Rachelle Hernandez, RN, DNP, CRNA

DNP Nurse Anesthesia

Mindfulness-Based Training: A Pilot Study on Student Registered Nurse Anesthetists (SRNAs)

Project Category:  Original Research 

Project Team: Rachelle Hernandez, DNP, CRNA Marble Simbi - Mujeye, DNP, CRNA

Sandra Larson, CRNA, PhD and Christopher Reddin, PhD, PMHNP-BC(Advisor)


Background: Student registered nurse anesthetists (SRNAs) are exposed to various stressors in their nurse anesthesia program. It is essential that SRNAs develop mindfulness skills to facilitate their professional growth. The objectives of this pilot study were to evaluate the effect of mindfulness-based training on mindfulness and well-being in Rosalind Franklin University (RFU) SRNAs, and to understand the facilitators and barriers to engagement with mindfulness training.

Methods: Consented SRNAs (n=12) from the class of 2023 participated in a 16-week mindfulness training program consisting of eight online-based sessions, self-administered biweekly. Data was collected from session surveys, and group interviews conducted at week 16 and 28. Two quantitative measurement tools were administered pre- and post-intervention, and at the three-month follow up.
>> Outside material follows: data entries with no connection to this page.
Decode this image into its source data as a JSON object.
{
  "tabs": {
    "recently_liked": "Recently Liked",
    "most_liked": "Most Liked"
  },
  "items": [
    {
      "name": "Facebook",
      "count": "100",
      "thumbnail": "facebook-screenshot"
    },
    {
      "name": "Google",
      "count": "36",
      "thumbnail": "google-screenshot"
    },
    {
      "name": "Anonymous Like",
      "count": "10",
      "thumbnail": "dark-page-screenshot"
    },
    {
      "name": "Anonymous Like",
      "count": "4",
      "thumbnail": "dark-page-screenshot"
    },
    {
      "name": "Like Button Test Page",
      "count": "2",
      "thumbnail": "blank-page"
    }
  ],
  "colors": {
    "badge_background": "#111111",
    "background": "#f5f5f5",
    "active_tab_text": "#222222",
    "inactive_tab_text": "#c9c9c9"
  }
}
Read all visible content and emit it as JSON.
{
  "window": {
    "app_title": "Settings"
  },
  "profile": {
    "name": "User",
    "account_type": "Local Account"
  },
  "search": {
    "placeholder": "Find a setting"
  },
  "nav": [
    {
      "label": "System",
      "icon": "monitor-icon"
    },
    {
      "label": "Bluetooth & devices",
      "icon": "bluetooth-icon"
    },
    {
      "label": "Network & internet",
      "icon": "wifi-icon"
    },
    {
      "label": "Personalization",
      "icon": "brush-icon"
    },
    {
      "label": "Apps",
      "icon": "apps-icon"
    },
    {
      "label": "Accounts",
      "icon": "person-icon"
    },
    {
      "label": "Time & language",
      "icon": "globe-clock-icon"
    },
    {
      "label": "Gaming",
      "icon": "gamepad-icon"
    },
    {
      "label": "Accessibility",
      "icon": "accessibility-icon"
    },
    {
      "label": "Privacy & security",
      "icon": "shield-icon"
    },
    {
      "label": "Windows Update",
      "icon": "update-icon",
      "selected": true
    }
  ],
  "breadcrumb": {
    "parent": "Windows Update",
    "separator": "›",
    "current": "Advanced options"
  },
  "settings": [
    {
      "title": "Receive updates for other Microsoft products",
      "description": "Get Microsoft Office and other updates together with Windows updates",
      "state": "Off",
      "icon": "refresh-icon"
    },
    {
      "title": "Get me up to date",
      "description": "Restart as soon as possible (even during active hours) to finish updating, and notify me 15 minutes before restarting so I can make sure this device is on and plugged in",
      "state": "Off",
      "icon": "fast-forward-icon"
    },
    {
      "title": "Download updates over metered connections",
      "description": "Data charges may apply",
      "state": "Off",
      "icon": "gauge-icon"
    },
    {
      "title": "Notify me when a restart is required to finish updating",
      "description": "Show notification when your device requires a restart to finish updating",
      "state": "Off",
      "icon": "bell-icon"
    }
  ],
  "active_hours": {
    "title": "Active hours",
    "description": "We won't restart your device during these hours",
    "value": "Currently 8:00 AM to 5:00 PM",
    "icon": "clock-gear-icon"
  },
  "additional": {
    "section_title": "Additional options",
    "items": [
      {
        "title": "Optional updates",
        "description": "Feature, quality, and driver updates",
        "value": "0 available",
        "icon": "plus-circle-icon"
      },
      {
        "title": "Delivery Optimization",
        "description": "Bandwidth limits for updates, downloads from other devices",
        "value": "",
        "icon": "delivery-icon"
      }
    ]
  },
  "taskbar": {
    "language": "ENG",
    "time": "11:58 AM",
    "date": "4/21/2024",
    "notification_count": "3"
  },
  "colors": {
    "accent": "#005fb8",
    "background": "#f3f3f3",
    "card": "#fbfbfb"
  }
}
Results: SRNAs who participated in mindfulness sessions found the experience to be beneficial during their training. Thematic analysis showed two main themes – perceived benefits and perceived barriers. Perceived benefits included increased awareness, positive feelings and experience, improvements in concentration and motivation, prioritization of self-care, and increased coping during stressful clinical situations. The analysis also showed a lack of time as the prevalent perceived barrier to participation and engagement. Quantitative results showed improved median scores of emotional exhaustion (pre = 28, post = 27), depersonalization (pre = 13.5, post = 5.5), and personal accomplishment (pre = 29.5, post = 42.5), and improved median scores of description (pre = 21.5, post = 26.5), observation (pre = 25, post = 28.5), and non-judging of inner experience (pre = 20, post = 24).

Conclusion: There is an increased need for prioritization of mental health among SRNAs. Incorporating mindfulness training in a wellness curriculum has potential to impact their mindfulness and well-being. Additional work needs to be done on the timing of the training to improve participation and engagement.